In large part thanks to our parents and their friends, I saw diplomacy as an honorable profession. The State Department was a respected institution with a noble mission. The United States was the leading capitalist democracy, and serving on the front lines representing and defending the American way gave the Foreign Service career a high purpose. Officers joined the service on merit, in a highly competitive process, and one of the attractions was to “make the grade” — to meet the high standards the Greatest Generation had set for its successors.
After 15 years in the service, former colleagues who had joined Goldman Sachs offered me a position at the investment bank — they were expanding in Latin America and sought to bolster the new leadership team. The job fit perfectly, and I couldn’t refuse the offer. It was a mid-career shift I look back on with mixed feelings. I became financially independent, but there is no job in the world quite like a Foreign Service officer.
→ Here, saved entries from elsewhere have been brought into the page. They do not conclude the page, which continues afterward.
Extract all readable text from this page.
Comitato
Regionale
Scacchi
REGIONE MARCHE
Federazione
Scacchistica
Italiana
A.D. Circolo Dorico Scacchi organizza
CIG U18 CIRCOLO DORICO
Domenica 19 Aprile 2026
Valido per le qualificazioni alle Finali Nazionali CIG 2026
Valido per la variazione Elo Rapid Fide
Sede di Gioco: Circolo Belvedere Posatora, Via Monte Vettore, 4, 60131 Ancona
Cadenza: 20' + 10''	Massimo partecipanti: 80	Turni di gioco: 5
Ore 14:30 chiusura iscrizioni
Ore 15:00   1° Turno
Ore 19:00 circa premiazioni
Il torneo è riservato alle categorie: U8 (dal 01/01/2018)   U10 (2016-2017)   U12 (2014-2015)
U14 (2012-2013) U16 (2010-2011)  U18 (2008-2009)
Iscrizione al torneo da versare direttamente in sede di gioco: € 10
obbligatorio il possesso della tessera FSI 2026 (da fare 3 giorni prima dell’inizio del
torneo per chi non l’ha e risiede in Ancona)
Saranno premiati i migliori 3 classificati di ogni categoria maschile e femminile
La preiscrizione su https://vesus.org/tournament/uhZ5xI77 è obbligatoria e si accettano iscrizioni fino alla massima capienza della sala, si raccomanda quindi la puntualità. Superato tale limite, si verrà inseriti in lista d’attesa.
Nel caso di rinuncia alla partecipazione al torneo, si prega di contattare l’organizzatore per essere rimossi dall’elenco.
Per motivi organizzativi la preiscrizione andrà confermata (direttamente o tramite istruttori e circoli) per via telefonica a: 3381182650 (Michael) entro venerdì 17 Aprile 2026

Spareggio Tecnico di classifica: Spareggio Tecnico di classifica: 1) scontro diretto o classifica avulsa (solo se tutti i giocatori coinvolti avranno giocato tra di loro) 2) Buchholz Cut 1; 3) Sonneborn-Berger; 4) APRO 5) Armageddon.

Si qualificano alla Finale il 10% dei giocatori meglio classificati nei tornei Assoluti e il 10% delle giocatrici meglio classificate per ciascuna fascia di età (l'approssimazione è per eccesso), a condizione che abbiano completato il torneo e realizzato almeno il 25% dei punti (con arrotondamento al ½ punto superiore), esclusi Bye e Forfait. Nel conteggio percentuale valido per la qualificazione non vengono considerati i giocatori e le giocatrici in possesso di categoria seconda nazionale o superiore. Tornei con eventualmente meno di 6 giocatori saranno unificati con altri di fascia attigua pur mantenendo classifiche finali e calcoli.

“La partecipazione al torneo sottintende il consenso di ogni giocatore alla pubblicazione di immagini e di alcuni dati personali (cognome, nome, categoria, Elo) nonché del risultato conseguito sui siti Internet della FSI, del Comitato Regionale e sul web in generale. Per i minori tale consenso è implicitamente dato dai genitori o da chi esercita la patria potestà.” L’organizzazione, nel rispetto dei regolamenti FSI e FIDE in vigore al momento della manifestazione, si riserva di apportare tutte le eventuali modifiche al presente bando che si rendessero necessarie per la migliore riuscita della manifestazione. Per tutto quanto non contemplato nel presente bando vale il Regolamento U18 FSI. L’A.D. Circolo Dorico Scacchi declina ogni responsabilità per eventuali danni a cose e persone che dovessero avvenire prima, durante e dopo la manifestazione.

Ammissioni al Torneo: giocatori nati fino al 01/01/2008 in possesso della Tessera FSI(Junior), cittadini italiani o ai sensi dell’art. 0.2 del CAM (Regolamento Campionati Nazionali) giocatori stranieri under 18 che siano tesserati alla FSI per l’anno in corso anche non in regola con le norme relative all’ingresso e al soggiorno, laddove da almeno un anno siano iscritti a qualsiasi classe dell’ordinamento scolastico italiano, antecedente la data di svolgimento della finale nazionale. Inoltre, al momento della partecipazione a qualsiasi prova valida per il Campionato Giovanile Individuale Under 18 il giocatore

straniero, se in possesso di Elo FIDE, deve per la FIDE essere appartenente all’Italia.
- Joined the Foreign Service in 1995.
- Left the Foreign Service in 2016.
- Served in Thailand, Laos, Vietnam.
- Most fulfilling tour: Laos.
- The best thing about the Foreign Service: The combination of public service, studying languages and learning about other cultures.
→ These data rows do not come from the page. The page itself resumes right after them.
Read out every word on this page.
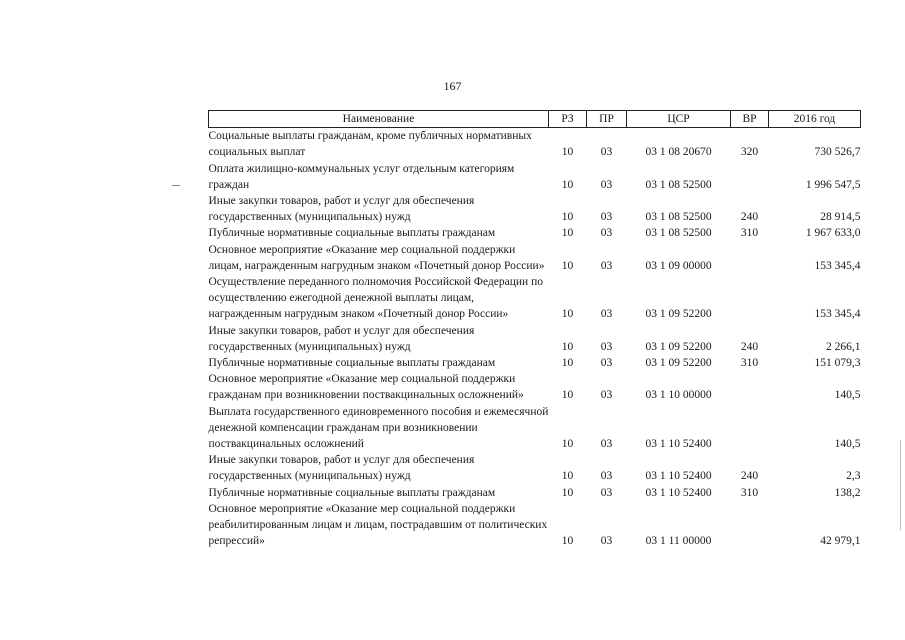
167
Наименование	РЗ	ПР	ЦСР	ВР	2016 год
Социальные выплаты гражданам, кроме публичных нормативных социальных выплат	10	03	03 1 08 20670	320	730 526,7
Оплата жилищно-коммунальных услуг отдельным категориям граждан	10	03	03 1 08 52500		1 996 547,5
Иные закупки товаров, работ и услуг для обеспечения государственных (муниципальных) нужд	10	03	03 1 08 52500	240	28 914,5
Публичные нормативные социальные выплаты гражданам	10	03	03 1 08 52500	310	1 967 633,0
Основное мероприятие «Оказание мер социальной поддержки лицам, награжденным нагрудным знаком «Почетный донор России»	10	03	03 1 09 00000		153 345,4
Осуществление переданного полномочия Российской Федерации по осуществлению ежегодной денежной выплаты лицам, награжденным нагрудным знаком «Почетный донор России»	10	03	03 1 09 52200		153 345,4
Иные закупки товаров, работ и услуг для обеспечения государственных (муниципальных) нужд	10	03	03 1 09 52200	240	2 266,1
Публичные нормативные социальные выплаты гражданам	10	03	03 1 09 52200	310	151 079,3
Основное мероприятие «Оказание мер социальной поддержки гражданам при возникновении поствакцинальных осложнений»	10	03	03 1 10 00000		140,5
Выплата государственного единовременного пособия и ежемесячной денежной компенсации гражданам при возникновении поствакцинальных осложнений	10	03	03 1 10 52400		140,5
Иные закупки товаров, работ и услуг для обеспечения государственных (муниципальных) нужд	10	03	03 1 10 52400	240	2,3
Публичные нормативные социальные выплаты гражданам	10	03	03 1 10 52400	310	138,2
Основное мероприятие «Оказание мер социальной поддержки реабилитированным лицам и лицам, пострадавшим от политических репрессий»	10	03	03 1 11 00000		42 979,1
- The worst thing about the Foreign Service: Fortress embassies.
Patricia D. Norland
I was inspired to join the Foreign Service by the daily example of my parents when I was growing up. They enjoyed meeting people from different countries and maintained friendships across decades, back when letters with exotic stamps were the main means of communication. They sacrificed personal and family time to represent our country and people in faraway lands, beginning in the era of languorous travel on ocean liners. They reveled in studying languages and learning about other cultures.
Shaped by the crucible of World War II, my parents believed that learning the history and motivations of people from other countries could help avert wars. That belief stays with me in retirement, and it led me to publish “The Saigon Sisters: Privileged Women in the Resistance,” an oral history based on the lives of nine women.
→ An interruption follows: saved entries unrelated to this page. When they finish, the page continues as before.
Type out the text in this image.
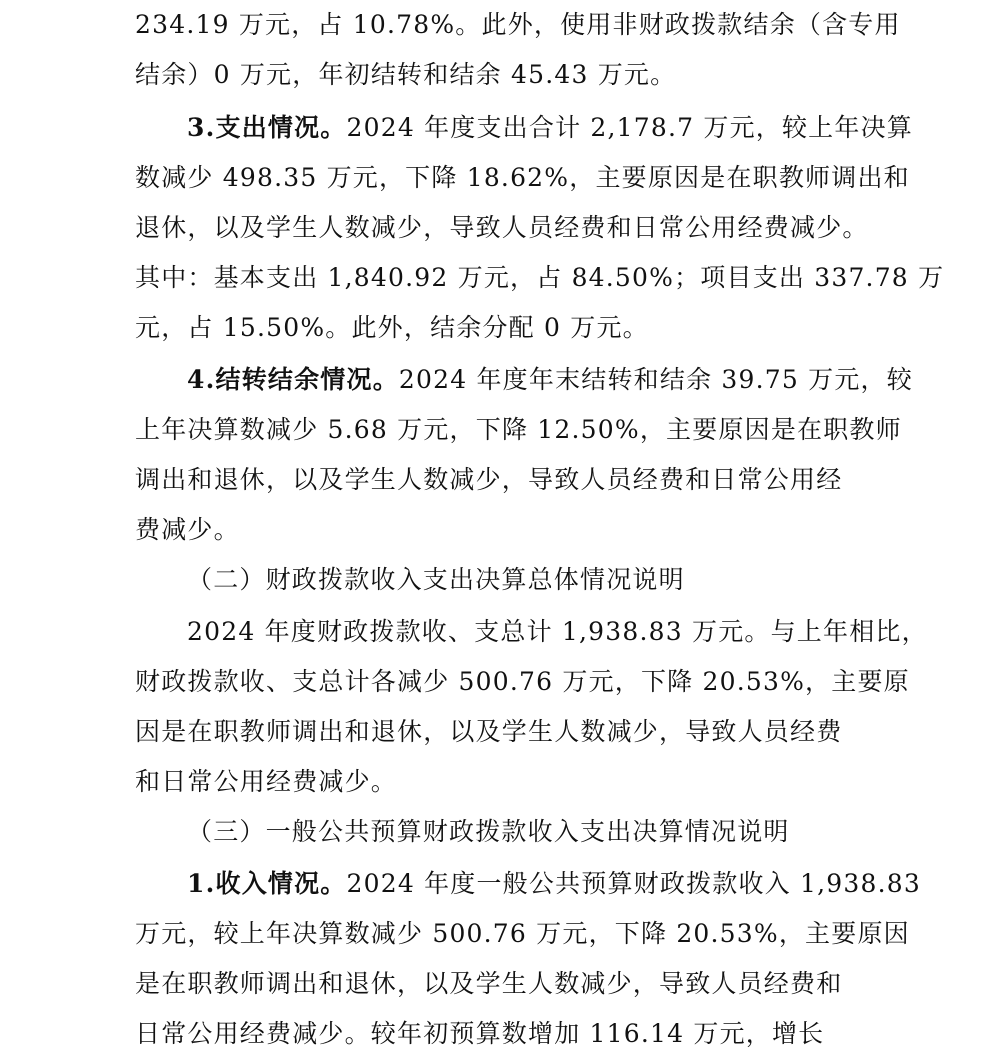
234.19 万元，占 10.78%。此外，使用非财政拨款结余（含专用
结余）0 万元，年初结转和结余 45.43 万元。
3.支出情况。2024 年度支出合计 2,178.7 万元，较上年决算
数减少 498.35 万元，下降 18.62%，主要原因是在职教师调出和
退休，以及学生人数减少，导致人员经费和日常公用经费减少。
其中：基本支出 1,840.92 万元，占 84.50%；项目支出 337.78 万
元，占 15.50%。此外，结余分配 0 万元。
4.结转结余情况。2024 年度年末结转和结余 39.75 万元，较
上年决算数减少 5.68 万元，下降 12.50%，主要原因是在职教师
调出和退休，以及学生人数减少，导致人员经费和日常公用经
费减少。
（二）财政拨款收入支出决算总体情况说明
2024 年度财政拨款收、支总计 1,938.83 万元。与上年相比，
财政拨款收、支总计各减少 500.76 万元，下降 20.53%，主要原
因是在职教师调出和退休，以及学生人数减少，导致人员经费
和日常公用经费减少。
（三）一般公共预算财政拨款收入支出决算情况说明
1.收入情况。2024 年度一般公共预算财政拨款收入 1,938.83
万元，较上年决算数减少 500.76 万元，下降 20.53%，主要原因
是在职教师调出和退休，以及学生人数减少，导致人员经费和
日常公用经费减少。较年初预算数增加 116.14 万元，增长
My parents fostered a sense of family at each embassy, inspiring camaraderie even under dangerous circumstances, as they did in Guinea, in West Africa, in 1970. One morning, Portuguese gunships loomed off the coast, determined to halt Guinean support for the liberation movement in neighboring Guinea-Bissau. After they began firing, embassy staff assembled at our house and spent the night on the living-room floor. My mom calmly opened cans of food for the overnight visitors. She was fearless. An article she wrote in the Foreign Service Journal, “Evacuation from N’djamena,” described how she, dad and colleagues survived four days of violence during Chad’s civil war.
I thought mom was courageous to remain in Morocco for my brother Richard’s birth, and in Abidjan for mine — lore had it she was one of the first foreign women to give birth after Côte d’Ivoire gained independence from France in 1960. She was also resourceful. Among the relentless representational events my parents hosted over the years, one of her favorites was a sizable Fourth of July party in the wilting heat of Abidjan, equipped with only one small refrigerator.
I was also drawn to diplomacy because my parents, despite the peripatetic lifestyle, nurtured family ties and friendships along the way, staying in touch with college roommates and Foreign Service colleagues — they remained friends with many for more than four decades.